Yes they are both in the directory, clicking on them I get
“There is no application installed for shared library files. Do you want to search for an application to open this file?”
While waiting for the windows builds, why don’t you try installing a FREE virtual machine like VirtualBox, install Linux Mint 19 FREE, and then install the RT Linux nightly build which is always bang up to date.
I was just curious what the issues might be in using VirtualBox. The @gaaned92 builds work fine on Windows 10 and still gives me easy access to Photoshop.
Virtualization will always have a performance hit, but this depends a lot of your hardware.

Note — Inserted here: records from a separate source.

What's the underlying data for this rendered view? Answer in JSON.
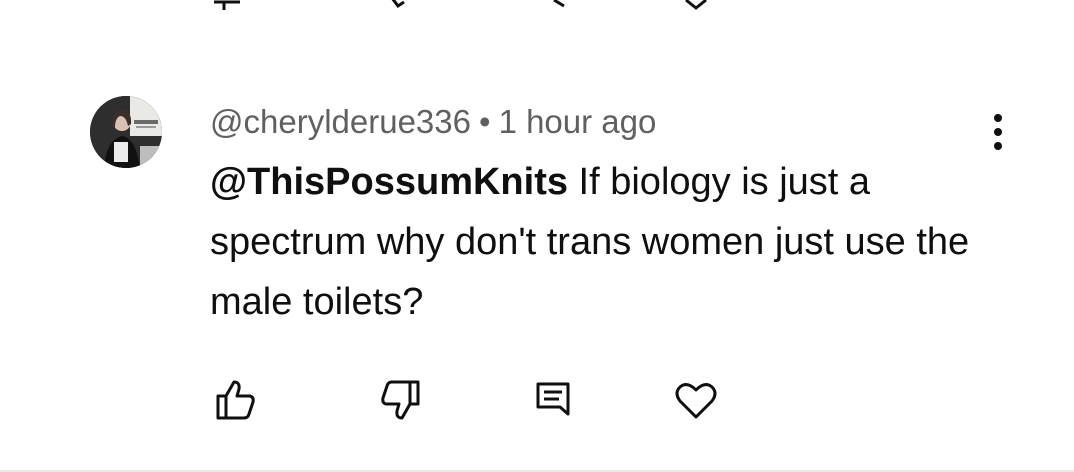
{
  "comment": {
    "username": "@cherylderue336",
    "separator": "•",
    "timestamp": "1 hour ago",
    "mention": "@ThisPossumKnits",
    "body": " If biology is just a spectrum why don't trans women just use the male toilets?",
    "avatar_icon": "user-avatar-photo"
  },
  "actions": {
    "like_icon": "thumbs-up-icon",
    "dislike_icon": "thumbs-down-icon",
    "reply_icon": "reply-comment-icon",
    "heart_icon": "heart-icon",
    "menu_icon": "more-vert-icon"
  },
  "colors": {
    "text_primary": "#0f0f0f",
    "text_secondary": "#606060",
    "icon": "#0f0f0f",
    "background": "#ffffff"
  }
}
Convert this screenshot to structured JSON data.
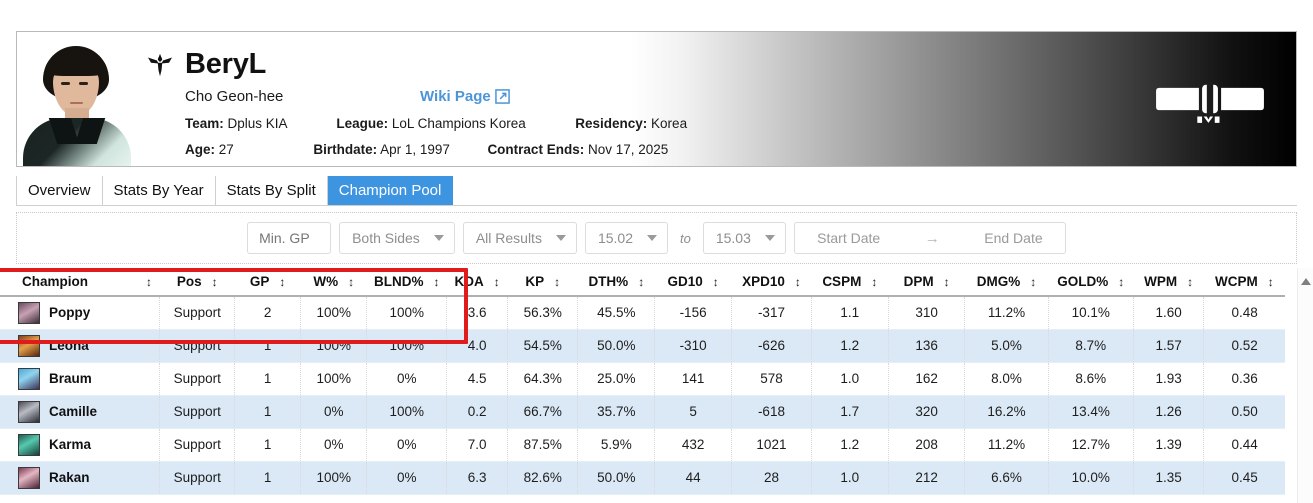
{
  "player": {
    "name": "BeryL",
    "real_name": "Cho Geon-hee",
    "wiki_link": "Wiki Page",
    "wiki_icon": "external-link-icon",
    "team_label": "Team:",
    "team_value": "Dplus KIA",
    "league_label": "League:",
    "league_value": "LoL Champions Korea",
    "residency_label": "Residency:",
    "residency_value": "Korea",
    "age_label": "Age:",
    "age_value": "27",
    "birthdate_label": "Birthdate:",
    "birthdate_value": "Apr 1, 1997",
    "contract_label": "Contract Ends:",
    "contract_value": "Nov 17, 2025",
    "team_logo": "dplus-kia-logo",
    "portrait": "player-portrait"
  },
  "tabs": [
    {
      "label": "Overview",
      "active": false
    },
    {
      "label": "Stats By Year",
      "active": false
    },
    {
      "label": "Stats By Split",
      "active": false
    },
    {
      "label": "Champion Pool",
      "active": true
    }
  ],
  "filters": {
    "min_gp_placeholder": "Min. GP",
    "min_gp_value": "",
    "sides": "Both Sides",
    "results": "All Results",
    "patch_from": "15.02",
    "to_label": "to",
    "patch_to": "15.03",
    "start_date": "Start Date",
    "range_arrow": "→",
    "end_date": "End Date"
  },
  "table": {
    "sort_icon": "↕",
    "columns": [
      "Champion",
      "Pos",
      "GP",
      "W%",
      "BLND%",
      "KDA",
      "KP",
      "DTH%",
      "GD10",
      "XPD10",
      "CSPM",
      "DPM",
      "DMG%",
      "GOLD%",
      "WPM",
      "WCPM"
    ],
    "rows": [
      {
        "champion": "Poppy",
        "icon": "champion-icon-poppy",
        "pos": "Support",
        "gp": "2",
        "wp": "100%",
        "blnd": "100%",
        "kda": "3.6",
        "kp": "56.3%",
        "dth": "45.5%",
        "gd10": "-156",
        "xpd10": "-317",
        "cspm": "1.1",
        "dpm": "310",
        "dmg": "11.2%",
        "gold": "10.1%",
        "wpm": "1.60",
        "wcpm": "0.48"
      },
      {
        "champion": "Leona",
        "icon": "champion-icon-leona",
        "pos": "Support",
        "gp": "1",
        "wp": "100%",
        "blnd": "100%",
        "kda": "4.0",
        "kp": "54.5%",
        "dth": "50.0%",
        "gd10": "-310",
        "xpd10": "-626",
        "cspm": "1.2",
        "dpm": "136",
        "dmg": "5.0%",
        "gold": "8.7%",
        "wpm": "1.57",
        "wcpm": "0.52"
      },
      {
        "champion": "Braum",
        "icon": "champion-icon-braum",
        "pos": "Support",
        "gp": "1",
        "wp": "100%",
        "blnd": "0%",
        "kda": "4.5",
        "kp": "64.3%",
        "dth": "25.0%",
        "gd10": "141",
        "xpd10": "578",
        "cspm": "1.0",
        "dpm": "162",
        "dmg": "8.0%",
        "gold": "8.6%",
        "wpm": "1.93",
        "wcpm": "0.36"
      },
      {
        "champion": "Camille",
        "icon": "champion-icon-camille",
        "pos": "Support",
        "gp": "1",
        "wp": "0%",
        "blnd": "100%",
        "kda": "0.2",
        "kp": "66.7%",
        "dth": "35.7%",
        "gd10": "5",
        "xpd10": "-618",
        "cspm": "1.7",
        "dpm": "320",
        "dmg": "16.2%",
        "gold": "13.4%",
        "wpm": "1.26",
        "wcpm": "0.50"
      },
      {
        "champion": "Karma",
        "icon": "champion-icon-karma",
        "pos": "Support",
        "gp": "1",
        "wp": "0%",
        "blnd": "0%",
        "kda": "7.0",
        "kp": "87.5%",
        "dth": "5.9%",
        "gd10": "432",
        "xpd10": "1021",
        "cspm": "1.2",
        "dpm": "208",
        "dmg": "11.2%",
        "gold": "12.7%",
        "wpm": "1.39",
        "wcpm": "0.44"
      },
      {
        "champion": "Rakan",
        "icon": "champion-icon-rakan",
        "pos": "Support",
        "gp": "1",
        "wp": "100%",
        "blnd": "0%",
        "kda": "6.3",
        "kp": "82.6%",
        "dth": "50.0%",
        "gd10": "44",
        "xpd10": "28",
        "cspm": "1.0",
        "dpm": "212",
        "dmg": "6.6%",
        "gold": "10.0%",
        "wpm": "1.35",
        "wcpm": "0.45"
      }
    ]
  },
  "scrollbar": {
    "up_arrow": "scroll-up-arrow"
  },
  "annotation": {
    "type": "red-highlight-rectangle",
    "color": "#e01b1b"
  },
  "colors": {
    "accent_blue": "#3d94e0",
    "link_blue": "#4c95d9",
    "row_alt": "#dbe9f6",
    "annotation_red": "#e01b1b"
  }
}
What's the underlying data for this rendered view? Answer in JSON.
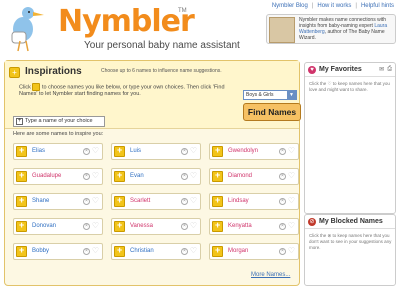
{
  "header": {
    "logo": "Nymbler",
    "tm": "TM",
    "tagline": "Your personal baby name assistant",
    "links": [
      "Nymbler Blog",
      "How it works",
      "Helpful hints"
    ],
    "promo": {
      "text_before": "Nymbler makes name connections with insights from baby-naming expert",
      "author": "Laura Wattenberg",
      "text_after": ", author of The Baby Name Wizard."
    }
  },
  "inspirations": {
    "title": "Inspirations",
    "subtitle": "Choose up to 6 names to influence name suggestions.",
    "instruction_before": "Click",
    "instruction_after": "to choose names you like below, or type your own choices. Then click 'Find Names' to let Nymbler start finding names for you.",
    "gender_select": "Boys & Girls",
    "find_button": "Find Names",
    "type_choice": "Type a name of your choice",
    "here_label": "Here are some names to inspire you:",
    "more_link": "More Names..."
  },
  "names": [
    {
      "name": "Elias",
      "gender": "boy"
    },
    {
      "name": "Luis",
      "gender": "boy"
    },
    {
      "name": "Gwendolyn",
      "gender": "girl"
    },
    {
      "name": "Guadalupe",
      "gender": "girl"
    },
    {
      "name": "Evan",
      "gender": "boy"
    },
    {
      "name": "Diamond",
      "gender": "girl"
    },
    {
      "name": "Shane",
      "gender": "boy"
    },
    {
      "name": "Scarlett",
      "gender": "girl"
    },
    {
      "name": "Lindsay",
      "gender": "girl"
    },
    {
      "name": "Donovan",
      "gender": "boy"
    },
    {
      "name": "Vanessa",
      "gender": "girl"
    },
    {
      "name": "Kenyatta",
      "gender": "girl"
    },
    {
      "name": "Bobby",
      "gender": "boy"
    },
    {
      "name": "Christian",
      "gender": "boy"
    },
    {
      "name": "Morgan",
      "gender": "girl"
    }
  ],
  "favorites": {
    "title": "My Favorites",
    "hint": "Click the ♡ to keep names here that you love and might want to share."
  },
  "blocked": {
    "title": "My Blocked Names",
    "hint": "Click the ⊗ to keep names here that you don't want to see in your suggestions any more."
  },
  "colors": {
    "brand_orange": "#f28c1c",
    "boy_blue": "#2f6fc2",
    "girl_pink": "#d0346b",
    "panel_yellow": "#fff6cc"
  }
}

Sometimes you also need to activate virtualization in your BIOS/UEFI. You also need to fiddle a bit with setting up write access shared folders. I would not recommend it for a novice. Dual boot is probably easier, but not without its own difficulties.
But other than that, a virtual machine should run RT just like you would in Windows.
There is no real auto update feature for RT, but for Linux there is a rather build script. Combined with a little git pull action, being up to date is quite easy. Apart from the build script, the procedure to be up to date on Windows is actually also not that hard… See Windows - RawPedia (I rewrote a big part of it yesterday).
Hi Mike - I found VBox did its job but was a bit slow, so I opted for the paid method by using Parallels on my machine and it performs at speeds just like my native OS.